私の質問はここまで。質問をしたときに足が震えてました。
Q.シャープのエコ技について、Googleとしては、どのような対応をとるのか?
A.引き続きメーカーと協議中。一つの問題として、日本のAndroidスマートフォンはプリインストールアプリが非常に多く、それらが多くの電池を消費しているケースがある。事実、docomoから発売されたGalaxy Nexusは、他の国で販売されているGalaxy Nexusよりも1/3バッテリーが持たない(バッテリーが1/3しか持たないとも捉えられたが恐らく1/3バッテリーが持たないと捉える方が現実的である)
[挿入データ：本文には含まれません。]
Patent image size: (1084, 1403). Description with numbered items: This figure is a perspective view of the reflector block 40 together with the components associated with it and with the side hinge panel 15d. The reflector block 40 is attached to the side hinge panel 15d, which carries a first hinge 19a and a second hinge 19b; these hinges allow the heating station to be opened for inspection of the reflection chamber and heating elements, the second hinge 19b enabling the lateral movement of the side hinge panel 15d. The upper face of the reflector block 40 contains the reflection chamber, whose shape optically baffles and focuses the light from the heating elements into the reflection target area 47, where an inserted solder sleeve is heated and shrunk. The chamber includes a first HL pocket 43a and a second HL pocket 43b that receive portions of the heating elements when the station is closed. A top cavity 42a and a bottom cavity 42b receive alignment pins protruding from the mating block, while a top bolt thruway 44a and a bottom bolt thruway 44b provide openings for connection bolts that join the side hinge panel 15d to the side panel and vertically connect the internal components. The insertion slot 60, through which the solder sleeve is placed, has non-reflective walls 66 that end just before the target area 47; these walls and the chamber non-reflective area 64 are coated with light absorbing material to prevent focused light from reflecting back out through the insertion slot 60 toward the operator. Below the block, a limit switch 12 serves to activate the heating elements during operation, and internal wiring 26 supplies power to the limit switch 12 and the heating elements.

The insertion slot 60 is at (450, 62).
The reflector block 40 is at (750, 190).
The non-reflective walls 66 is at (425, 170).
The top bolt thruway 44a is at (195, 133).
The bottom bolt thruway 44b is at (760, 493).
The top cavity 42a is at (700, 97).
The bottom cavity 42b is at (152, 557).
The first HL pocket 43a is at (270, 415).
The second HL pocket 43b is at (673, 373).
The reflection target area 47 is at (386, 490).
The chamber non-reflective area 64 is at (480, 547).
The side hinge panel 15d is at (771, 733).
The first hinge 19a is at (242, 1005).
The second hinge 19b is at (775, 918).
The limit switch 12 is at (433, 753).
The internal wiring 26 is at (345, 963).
このように、ナンセンスな状態にナンセンスな実装が行われるのは望ましくないため、プリインストールアプリについてはドコモさんとも協議している。
Q.日本から海外のマーケットをみることは出来ないのか
A.正規の手順を踏んで閲覧することは出来ないが、ゴニョゴニョすれば出来る。
Q.サードパーティー製のアプリマーケットについてどう捉えているのか
A.Googleとして、サードパーティ製のマーケットを否定することはない。事実auさんなどは、独自のマーケットに力を入れている。しかし、Googleが実装しているBouncerなどでPlayマーケットがより安全に安心して使えていけるようになることは、外部のマーケットに安全でないアプリが流れていくことを事案している。その点には留意してほしい。
Q.NFCをもっと押して欲しい!!
A.GoogleとしてもNFCの重要性は認知しており、今後押していく予定である。
Q.Playマーケットで要求するパーミションが表示されるが、いかにも無機質である。できれば開発者側から、なぜそのようなパーミションが必要なのかコメントがつけらるようにして欲しい。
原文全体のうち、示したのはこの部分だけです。